Would it be fun to have a thread where people share really fancy one liners? I think so - I think it’d be a great way to show off some of Julia to newcomers but also share some cool code. I’ll kick the thread off with 2-3,

"""
SquareEuclideanDistance(X)
Returns the squared Grahm aka the euclidean distance matrix of `X`.
Note: Tamas Paap correctly showed this should be two lines for performance.
"""
SquareEuclideanDistance(X) = ( sum(X .^ 2, dims = 2) .+ sum(X .^ 2, dims = 2)') .- (2 * X * X')

"""
SquareEuclideanDistance(X, Y)
Returns the squared euclidean distance matrix of X and Y such that the columns are the samples in Y.
"""
SquareEuclideanDistance(X, Y) = ( sum(X .^ 2, dims = 2) .+ sum(Y .^ 2, dims = 2)') .- (2 * X * Y')

"""
Sinc interpolation
Y - vector of a line shape
S - Sampled domain of Y
Up - Upsampled X vector
"""
SincInterpolation(Y, S, Up) = sinc.( (Up .- S') ./ (S[2] - S[1]) ) * Y

This is a nice example about the dangers of preferring one-liners: you seem to be calculating sum(X .^ 2, dims = 2)twice. You can rewrite this exact same algorithm as

I don’t think one should ever purposefully write one-liners in Julia. If a function turns out to fit on one line, fine, if it doesn’t, then it doesn’t. Trying to make it “fancy” just leads to obfuscated and occasionally suboptimal code.

For example, in

function calculate_foo_bar(X, Y)
foo = some_complicated_expression
bar = some_other_complicated_expression
foo, bar
end

is much more readable and easier to refactor than

function calculate_foo_bar(X, Y)
some_complicated_expression, some_other_complicated_expression
end

Since there is no cost to just naming partial results in variables and using them that way, it is generally preferable when it makes code easier to read.

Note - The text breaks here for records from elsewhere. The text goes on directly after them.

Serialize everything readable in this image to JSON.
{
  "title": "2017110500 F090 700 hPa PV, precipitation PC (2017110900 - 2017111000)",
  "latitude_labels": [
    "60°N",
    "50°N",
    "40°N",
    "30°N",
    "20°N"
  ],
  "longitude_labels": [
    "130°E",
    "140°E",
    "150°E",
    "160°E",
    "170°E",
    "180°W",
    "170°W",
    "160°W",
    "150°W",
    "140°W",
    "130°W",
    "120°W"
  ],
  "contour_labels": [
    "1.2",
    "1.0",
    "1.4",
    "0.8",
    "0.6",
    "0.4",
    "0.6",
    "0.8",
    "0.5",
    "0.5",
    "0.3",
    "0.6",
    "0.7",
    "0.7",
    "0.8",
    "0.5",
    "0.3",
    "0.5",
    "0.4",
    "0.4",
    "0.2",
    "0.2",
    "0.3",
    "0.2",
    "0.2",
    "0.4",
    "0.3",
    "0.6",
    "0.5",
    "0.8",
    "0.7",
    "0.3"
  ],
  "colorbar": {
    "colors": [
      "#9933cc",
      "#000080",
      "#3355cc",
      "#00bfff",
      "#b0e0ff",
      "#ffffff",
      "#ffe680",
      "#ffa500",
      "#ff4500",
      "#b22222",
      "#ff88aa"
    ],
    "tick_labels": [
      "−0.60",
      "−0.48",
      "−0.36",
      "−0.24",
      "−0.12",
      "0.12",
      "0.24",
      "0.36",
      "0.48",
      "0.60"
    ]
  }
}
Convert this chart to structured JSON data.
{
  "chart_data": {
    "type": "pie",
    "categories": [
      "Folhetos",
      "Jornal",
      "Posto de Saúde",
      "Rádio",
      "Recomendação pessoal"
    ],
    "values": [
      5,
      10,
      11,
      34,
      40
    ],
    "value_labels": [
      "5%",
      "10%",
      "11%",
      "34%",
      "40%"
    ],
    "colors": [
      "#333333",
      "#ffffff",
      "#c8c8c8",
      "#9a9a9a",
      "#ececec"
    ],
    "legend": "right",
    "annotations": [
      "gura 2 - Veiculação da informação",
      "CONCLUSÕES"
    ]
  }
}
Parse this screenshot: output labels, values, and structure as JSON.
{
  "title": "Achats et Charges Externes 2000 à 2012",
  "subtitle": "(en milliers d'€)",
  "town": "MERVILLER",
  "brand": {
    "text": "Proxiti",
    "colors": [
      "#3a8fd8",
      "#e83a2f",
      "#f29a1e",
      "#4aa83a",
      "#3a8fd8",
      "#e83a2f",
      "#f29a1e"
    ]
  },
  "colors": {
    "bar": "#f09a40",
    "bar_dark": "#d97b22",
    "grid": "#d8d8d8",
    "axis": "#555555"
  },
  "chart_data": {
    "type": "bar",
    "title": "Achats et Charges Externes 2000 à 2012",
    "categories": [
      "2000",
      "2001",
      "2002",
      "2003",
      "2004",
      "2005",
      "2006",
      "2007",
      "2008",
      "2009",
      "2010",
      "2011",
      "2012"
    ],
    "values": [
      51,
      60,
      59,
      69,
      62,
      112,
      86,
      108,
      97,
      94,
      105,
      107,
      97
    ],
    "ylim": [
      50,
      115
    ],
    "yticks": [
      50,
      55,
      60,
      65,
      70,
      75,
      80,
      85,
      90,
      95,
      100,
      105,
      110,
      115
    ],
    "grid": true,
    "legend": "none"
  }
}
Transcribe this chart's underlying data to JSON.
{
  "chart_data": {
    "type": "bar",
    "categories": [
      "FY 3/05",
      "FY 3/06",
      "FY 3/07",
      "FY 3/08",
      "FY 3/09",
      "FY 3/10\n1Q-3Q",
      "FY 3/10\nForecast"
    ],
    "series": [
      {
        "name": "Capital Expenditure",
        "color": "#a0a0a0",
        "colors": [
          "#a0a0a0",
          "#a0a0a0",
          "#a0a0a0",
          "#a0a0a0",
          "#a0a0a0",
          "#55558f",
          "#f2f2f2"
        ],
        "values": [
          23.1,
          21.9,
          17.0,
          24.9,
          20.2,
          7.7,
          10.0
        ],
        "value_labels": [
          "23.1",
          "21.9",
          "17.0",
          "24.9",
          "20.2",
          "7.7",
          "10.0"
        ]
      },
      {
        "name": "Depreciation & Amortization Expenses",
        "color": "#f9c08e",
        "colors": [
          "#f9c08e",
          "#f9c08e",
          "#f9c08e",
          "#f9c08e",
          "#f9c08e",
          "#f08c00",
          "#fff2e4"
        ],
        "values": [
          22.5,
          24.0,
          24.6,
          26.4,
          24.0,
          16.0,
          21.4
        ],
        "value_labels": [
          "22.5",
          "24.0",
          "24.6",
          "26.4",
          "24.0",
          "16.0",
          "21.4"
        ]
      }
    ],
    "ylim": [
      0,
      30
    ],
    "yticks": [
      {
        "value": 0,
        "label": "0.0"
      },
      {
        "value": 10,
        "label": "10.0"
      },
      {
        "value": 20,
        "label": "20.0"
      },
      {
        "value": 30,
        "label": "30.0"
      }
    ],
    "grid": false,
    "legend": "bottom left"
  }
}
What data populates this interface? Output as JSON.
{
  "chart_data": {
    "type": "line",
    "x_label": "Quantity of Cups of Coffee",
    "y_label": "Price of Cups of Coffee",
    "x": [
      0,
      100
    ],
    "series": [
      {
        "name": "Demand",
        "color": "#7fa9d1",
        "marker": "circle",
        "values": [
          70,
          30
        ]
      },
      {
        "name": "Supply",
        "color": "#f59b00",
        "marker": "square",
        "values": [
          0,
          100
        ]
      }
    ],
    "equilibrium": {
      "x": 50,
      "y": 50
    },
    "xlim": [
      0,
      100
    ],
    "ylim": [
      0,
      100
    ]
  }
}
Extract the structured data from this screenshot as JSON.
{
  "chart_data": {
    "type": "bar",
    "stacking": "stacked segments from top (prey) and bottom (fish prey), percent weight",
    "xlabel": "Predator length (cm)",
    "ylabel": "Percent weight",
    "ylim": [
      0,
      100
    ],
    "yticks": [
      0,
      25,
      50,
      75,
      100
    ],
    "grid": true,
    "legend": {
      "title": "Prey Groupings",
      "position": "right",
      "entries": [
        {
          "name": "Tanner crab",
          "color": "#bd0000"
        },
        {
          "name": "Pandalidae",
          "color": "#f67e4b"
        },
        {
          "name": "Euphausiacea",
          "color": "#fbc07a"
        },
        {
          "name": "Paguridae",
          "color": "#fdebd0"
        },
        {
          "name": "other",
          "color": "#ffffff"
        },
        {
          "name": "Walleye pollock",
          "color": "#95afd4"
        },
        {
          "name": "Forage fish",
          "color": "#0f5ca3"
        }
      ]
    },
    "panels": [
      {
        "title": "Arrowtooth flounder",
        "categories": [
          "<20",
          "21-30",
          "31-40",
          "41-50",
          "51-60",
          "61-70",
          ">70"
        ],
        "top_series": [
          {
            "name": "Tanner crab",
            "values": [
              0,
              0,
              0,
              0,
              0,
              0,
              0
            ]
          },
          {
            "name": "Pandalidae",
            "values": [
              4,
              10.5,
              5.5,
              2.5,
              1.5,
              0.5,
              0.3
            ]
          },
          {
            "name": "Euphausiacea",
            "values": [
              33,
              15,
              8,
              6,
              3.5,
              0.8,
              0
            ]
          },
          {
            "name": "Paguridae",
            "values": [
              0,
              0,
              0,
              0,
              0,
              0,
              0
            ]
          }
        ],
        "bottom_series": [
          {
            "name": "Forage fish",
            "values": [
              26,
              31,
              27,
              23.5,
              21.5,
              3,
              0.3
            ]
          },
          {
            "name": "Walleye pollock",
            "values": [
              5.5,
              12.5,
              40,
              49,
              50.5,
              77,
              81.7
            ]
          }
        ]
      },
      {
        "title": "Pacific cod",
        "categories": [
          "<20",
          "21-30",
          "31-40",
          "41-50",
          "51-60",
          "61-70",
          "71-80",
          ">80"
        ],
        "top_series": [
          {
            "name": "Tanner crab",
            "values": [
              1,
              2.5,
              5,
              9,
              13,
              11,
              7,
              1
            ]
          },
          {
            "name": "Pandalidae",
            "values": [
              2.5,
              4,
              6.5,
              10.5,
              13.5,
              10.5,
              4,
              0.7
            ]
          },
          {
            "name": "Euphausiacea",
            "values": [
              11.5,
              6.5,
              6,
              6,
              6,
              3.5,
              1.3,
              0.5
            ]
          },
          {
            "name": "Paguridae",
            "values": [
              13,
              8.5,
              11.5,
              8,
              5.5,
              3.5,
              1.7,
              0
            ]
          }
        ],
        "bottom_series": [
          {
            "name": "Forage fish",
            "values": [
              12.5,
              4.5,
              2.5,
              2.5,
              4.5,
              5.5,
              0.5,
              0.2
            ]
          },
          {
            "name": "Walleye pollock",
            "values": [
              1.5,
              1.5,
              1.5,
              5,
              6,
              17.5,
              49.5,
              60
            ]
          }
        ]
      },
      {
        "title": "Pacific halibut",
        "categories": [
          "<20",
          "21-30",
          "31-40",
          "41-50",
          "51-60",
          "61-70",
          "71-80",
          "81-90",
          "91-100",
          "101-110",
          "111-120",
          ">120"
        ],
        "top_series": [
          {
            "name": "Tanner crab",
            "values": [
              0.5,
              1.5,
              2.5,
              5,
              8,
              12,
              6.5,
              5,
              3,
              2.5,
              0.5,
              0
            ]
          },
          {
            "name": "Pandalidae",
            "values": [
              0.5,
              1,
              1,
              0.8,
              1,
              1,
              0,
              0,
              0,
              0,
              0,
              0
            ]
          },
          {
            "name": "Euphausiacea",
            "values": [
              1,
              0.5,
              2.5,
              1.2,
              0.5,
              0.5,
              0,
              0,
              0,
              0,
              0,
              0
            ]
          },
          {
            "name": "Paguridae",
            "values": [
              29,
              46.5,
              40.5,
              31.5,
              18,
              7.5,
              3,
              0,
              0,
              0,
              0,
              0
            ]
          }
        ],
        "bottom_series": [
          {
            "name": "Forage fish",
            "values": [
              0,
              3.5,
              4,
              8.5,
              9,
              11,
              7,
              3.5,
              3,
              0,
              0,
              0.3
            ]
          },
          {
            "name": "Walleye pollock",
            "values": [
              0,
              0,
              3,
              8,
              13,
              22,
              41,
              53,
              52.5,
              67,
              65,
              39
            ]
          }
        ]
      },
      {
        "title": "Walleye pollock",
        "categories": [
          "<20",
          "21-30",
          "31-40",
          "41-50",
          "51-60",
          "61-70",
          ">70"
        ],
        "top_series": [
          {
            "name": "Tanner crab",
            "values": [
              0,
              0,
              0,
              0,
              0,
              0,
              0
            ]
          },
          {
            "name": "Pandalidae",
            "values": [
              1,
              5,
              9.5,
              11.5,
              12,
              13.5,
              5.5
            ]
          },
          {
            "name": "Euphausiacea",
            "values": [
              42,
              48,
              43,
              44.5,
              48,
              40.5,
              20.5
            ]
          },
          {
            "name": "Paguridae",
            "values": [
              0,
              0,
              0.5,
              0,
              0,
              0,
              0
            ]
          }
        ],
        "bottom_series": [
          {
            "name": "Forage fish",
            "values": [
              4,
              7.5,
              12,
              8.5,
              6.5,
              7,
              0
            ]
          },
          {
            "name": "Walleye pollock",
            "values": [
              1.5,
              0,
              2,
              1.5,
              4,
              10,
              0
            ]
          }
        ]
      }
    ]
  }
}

Awe man, there goes my fun with a lecture… It’s a little bit of a hyperbole to say it’s ‘dangerous’, but yea I didn’t clean up that first function. You’re right it is more efficient to express that first function as you have but the one-line the solution you offer only works for vectors and fails on matrices.

If you look at the second function I posted. What you see is that the first function is a nongeneral use-case of that.

I timed the second function and it was as optimal as I could get that operation to be due to broad-casting and outperformed many variants written in python and works easily on GPUArrays. My mistake was not taking the time to work through it for the case where X == Y. Readability is important but efficiency/performance really matters when calculating distance matrices. My apologies.

For fun here’s an alternative to yours that keeps things as integer types

Hmmm, I see…so my example wasn’t type stable because 1:10 are integers, but the ./ 2 operation causes them to be converted to floats, right? I’ve seen that people sometimes go to great lengths to achieve type stability but I’m not sure what the issue is. Is it just a performance concern? (sorry to change the topic of the thread)

Would this solve the type instability issue with my above example?

Type stability is a concept that is only applicable to functions, and your code isn’t one — it’s calculating a constant. BTW, the compiler can infer it perfectly fine:

Actually, it’s the / 2 that yields floats, the broadcasting dot does nothing here, since it’s pure scalar division.

There is no type stability issue, integer divided by integer gives a float, and that is perfectly predictable. The new code is float divided by float, which, predictably, gives a float.

Type instability means that the compiler is unable to predict the types in your code, because they can change based on the value of your inputs (as opposed to their types). So both of your expressions were type stable.

Edit: BTW, iseven only works for Integers not floats.

here’s one of my favorites… Just came into use in my new package

#Approximate the derivative of an arbitrary edit - complex analytic function(fn) at a given point x.
ComplexStepDerivative(fn, x, eps = 1e-11) = imag( fn( x + (eps * 1.0im)) ) / eps

That is a neat trick, though ForwardDiff.derivative would be better — it’s almost the same trick numerically but using dual numbers rather than complex numbers for the automatic differentiation. This is more principled and has many tricks to make it more robust:

There was a discussion about the complex step method a while ago here:

It is a neat trick, but it only works for complex analytic functions, which essentially rules out all nontrivial programs. Moreover, it can just fail silently (without erroring), which is a debugging nightmare.

So I don’t think it is something one would use in practice in any language. Incidentally, if a language for scientific computing doesn’t allow a disciplined AD implementation in 2019, prospects for that language are quite grim.